An especially memorable entry is “Graft” by Adam Craig, concerning the process of regrowing one’s skin, an uncomfortable sensation that’s apparently “like being wrapped from neck to toe in coarse wool, each strand flexing.” I also appreciated Douglas Thompson’s “Musk,” whose narrator develops an unnaturally acute sense of smell, a “talent” he puts to good use after civilization is wiped out by an unexplained catastrophe.

“The Impression of Craig Shee” by David McGroarty focuses on a glimpse of unearthly radiance sighted by a woman visiting the Scottish land where her mother once lived. “Maneater” by David Gullen is notable for its gender-neutral protagonists, identified as “em” or “ey,” who are hunting sensory-impaired “Onca” men on a distant planet. As for the completely outrageous “Bang, Bang, Thud” by Ralph Robert Moore, it takes into account all of the senses in its warped tale of a working stiff and his struggles with a perverted window washer(!).

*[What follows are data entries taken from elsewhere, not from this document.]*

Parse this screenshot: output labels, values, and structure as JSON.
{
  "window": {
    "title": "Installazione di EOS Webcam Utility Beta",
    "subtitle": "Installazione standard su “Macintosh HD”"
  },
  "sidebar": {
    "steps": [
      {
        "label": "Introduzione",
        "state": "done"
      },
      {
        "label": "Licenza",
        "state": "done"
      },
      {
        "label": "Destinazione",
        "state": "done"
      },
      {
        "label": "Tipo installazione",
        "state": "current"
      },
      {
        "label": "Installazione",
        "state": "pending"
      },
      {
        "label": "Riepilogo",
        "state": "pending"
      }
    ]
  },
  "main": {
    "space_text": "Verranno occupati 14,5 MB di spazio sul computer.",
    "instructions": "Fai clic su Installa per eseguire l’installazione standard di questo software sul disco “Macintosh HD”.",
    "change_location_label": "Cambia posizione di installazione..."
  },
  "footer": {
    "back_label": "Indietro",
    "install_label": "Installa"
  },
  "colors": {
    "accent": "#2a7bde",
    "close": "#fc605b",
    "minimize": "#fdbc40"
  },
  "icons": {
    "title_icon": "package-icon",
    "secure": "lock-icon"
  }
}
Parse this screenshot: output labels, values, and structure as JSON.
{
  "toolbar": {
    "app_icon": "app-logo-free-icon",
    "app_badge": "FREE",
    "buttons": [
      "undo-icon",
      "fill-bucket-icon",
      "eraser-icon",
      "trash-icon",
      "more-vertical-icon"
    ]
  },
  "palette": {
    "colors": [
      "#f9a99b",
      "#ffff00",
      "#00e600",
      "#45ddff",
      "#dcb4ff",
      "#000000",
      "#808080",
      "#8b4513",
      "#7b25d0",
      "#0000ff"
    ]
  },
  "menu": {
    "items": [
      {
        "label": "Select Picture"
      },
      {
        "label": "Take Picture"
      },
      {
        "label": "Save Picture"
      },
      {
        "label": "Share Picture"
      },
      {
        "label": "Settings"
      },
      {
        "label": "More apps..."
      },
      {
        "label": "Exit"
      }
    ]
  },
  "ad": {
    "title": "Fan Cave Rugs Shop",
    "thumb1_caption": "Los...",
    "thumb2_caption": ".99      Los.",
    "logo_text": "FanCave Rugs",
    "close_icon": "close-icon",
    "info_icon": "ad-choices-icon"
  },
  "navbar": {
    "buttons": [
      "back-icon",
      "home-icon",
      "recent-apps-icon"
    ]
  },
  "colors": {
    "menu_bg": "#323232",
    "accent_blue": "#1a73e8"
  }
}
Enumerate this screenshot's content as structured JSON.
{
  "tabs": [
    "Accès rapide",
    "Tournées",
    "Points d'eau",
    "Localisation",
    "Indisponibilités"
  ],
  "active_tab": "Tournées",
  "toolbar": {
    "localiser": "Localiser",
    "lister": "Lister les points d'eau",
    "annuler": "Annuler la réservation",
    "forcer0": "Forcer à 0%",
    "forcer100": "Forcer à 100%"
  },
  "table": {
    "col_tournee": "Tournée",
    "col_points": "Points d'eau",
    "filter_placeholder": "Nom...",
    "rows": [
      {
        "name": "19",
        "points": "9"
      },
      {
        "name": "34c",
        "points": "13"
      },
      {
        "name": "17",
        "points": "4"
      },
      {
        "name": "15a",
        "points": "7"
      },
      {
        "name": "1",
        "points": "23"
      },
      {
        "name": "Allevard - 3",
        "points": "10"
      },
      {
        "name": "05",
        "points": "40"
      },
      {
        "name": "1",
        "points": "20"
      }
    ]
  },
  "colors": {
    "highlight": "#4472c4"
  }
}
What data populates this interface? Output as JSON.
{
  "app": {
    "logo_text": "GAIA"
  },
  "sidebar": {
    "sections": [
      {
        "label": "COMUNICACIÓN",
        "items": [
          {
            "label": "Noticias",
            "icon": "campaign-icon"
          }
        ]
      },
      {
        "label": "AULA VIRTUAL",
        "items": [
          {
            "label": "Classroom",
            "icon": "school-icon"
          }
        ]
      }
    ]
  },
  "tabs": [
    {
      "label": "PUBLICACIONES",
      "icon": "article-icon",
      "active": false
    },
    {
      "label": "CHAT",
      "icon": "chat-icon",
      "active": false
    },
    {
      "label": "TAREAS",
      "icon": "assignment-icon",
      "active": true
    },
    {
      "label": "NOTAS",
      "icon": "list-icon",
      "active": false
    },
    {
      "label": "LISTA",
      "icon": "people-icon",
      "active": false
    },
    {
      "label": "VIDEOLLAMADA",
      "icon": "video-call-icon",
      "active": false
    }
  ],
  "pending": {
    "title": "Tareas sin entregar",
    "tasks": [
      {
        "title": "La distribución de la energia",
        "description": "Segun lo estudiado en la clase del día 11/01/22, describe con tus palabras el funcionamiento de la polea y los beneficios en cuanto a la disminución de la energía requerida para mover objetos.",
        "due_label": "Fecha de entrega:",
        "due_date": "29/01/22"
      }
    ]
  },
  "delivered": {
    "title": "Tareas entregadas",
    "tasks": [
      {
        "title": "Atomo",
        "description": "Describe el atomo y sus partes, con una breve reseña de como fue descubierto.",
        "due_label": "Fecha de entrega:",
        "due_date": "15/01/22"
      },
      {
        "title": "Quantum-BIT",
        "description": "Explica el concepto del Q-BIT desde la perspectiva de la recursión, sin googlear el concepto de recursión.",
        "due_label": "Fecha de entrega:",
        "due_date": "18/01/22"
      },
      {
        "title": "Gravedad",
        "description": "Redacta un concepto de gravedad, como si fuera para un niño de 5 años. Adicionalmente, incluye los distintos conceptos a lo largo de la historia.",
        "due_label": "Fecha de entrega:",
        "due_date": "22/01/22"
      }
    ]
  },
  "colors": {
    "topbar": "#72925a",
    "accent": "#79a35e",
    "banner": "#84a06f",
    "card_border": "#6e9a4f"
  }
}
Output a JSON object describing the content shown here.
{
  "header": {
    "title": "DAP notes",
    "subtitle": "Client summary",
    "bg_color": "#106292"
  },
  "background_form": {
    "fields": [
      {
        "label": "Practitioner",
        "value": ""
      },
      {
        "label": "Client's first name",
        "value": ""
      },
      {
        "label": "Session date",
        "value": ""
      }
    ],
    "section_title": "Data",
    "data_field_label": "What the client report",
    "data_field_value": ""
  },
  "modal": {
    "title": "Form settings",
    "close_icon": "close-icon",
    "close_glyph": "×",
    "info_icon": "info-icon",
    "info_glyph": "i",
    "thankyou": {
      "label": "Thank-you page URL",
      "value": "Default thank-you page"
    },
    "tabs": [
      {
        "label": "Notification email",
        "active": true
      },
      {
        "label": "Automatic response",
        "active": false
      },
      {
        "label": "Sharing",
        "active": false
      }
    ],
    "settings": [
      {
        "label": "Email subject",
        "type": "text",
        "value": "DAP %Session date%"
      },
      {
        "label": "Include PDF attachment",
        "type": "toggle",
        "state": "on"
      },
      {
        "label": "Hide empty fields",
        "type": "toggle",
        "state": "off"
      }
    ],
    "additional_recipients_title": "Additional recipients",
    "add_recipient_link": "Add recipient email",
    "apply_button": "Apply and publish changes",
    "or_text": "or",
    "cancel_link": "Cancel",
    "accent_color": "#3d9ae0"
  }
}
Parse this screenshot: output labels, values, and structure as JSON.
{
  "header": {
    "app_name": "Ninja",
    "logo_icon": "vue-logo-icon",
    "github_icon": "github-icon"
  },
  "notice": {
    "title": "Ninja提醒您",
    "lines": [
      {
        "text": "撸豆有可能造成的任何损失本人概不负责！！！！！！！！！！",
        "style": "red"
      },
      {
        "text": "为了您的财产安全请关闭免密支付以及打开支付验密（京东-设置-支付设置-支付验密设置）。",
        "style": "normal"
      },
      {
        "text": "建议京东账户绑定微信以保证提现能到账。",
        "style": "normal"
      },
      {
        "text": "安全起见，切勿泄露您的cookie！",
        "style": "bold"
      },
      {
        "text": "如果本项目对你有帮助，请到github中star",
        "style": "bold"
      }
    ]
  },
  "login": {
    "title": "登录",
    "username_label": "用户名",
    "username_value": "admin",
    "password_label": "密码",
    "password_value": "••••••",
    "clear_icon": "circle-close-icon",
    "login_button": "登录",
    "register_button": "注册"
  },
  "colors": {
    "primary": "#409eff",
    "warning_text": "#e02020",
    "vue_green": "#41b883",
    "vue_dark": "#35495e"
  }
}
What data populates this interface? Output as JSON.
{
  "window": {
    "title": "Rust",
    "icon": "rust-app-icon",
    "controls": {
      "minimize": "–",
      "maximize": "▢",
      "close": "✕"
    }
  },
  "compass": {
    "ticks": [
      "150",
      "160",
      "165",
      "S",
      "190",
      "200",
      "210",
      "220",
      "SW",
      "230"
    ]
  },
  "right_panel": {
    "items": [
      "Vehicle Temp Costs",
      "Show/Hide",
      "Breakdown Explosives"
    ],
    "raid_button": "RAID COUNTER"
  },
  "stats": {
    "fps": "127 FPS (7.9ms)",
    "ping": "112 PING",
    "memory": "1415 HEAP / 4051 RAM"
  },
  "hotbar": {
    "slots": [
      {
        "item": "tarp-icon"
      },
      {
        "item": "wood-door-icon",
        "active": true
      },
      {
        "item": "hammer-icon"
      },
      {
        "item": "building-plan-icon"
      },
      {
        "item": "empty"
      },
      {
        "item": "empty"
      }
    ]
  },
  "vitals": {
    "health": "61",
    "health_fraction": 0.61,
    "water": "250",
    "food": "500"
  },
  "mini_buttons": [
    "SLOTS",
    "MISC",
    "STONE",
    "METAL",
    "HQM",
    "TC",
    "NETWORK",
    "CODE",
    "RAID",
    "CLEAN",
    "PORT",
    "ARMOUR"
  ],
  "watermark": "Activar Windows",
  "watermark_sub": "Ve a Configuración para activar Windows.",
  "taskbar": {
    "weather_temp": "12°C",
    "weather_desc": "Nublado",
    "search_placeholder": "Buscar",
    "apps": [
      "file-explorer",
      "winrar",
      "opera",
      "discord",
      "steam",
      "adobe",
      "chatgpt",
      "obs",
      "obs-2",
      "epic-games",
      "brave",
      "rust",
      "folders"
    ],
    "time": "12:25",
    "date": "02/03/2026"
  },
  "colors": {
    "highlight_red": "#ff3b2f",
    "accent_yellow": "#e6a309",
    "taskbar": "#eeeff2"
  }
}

There’s also “Space” by Terry Grimwood, which imagines a LOGAN’S RUN-ish future world in which a man is ousted from the tightly regulated indoor universe where he’s lived his entire life into the more forbidding outer region. It is perhaps the most conventional of SENSORAMA’S tales, but no less effective for that.

Also included is a fun authors’ bio section in which the “Sensationalists” sum up their lives in 21 words or less (Michael Patrick Lynch, for instance, “isn’t sure why he writes. Is scared of stopping, though”) and list their favorite sense (M.P. Lynch again: “He tells people his favorite sense is good sense, but anyone who knows him will tell you he hasn’t any of that”).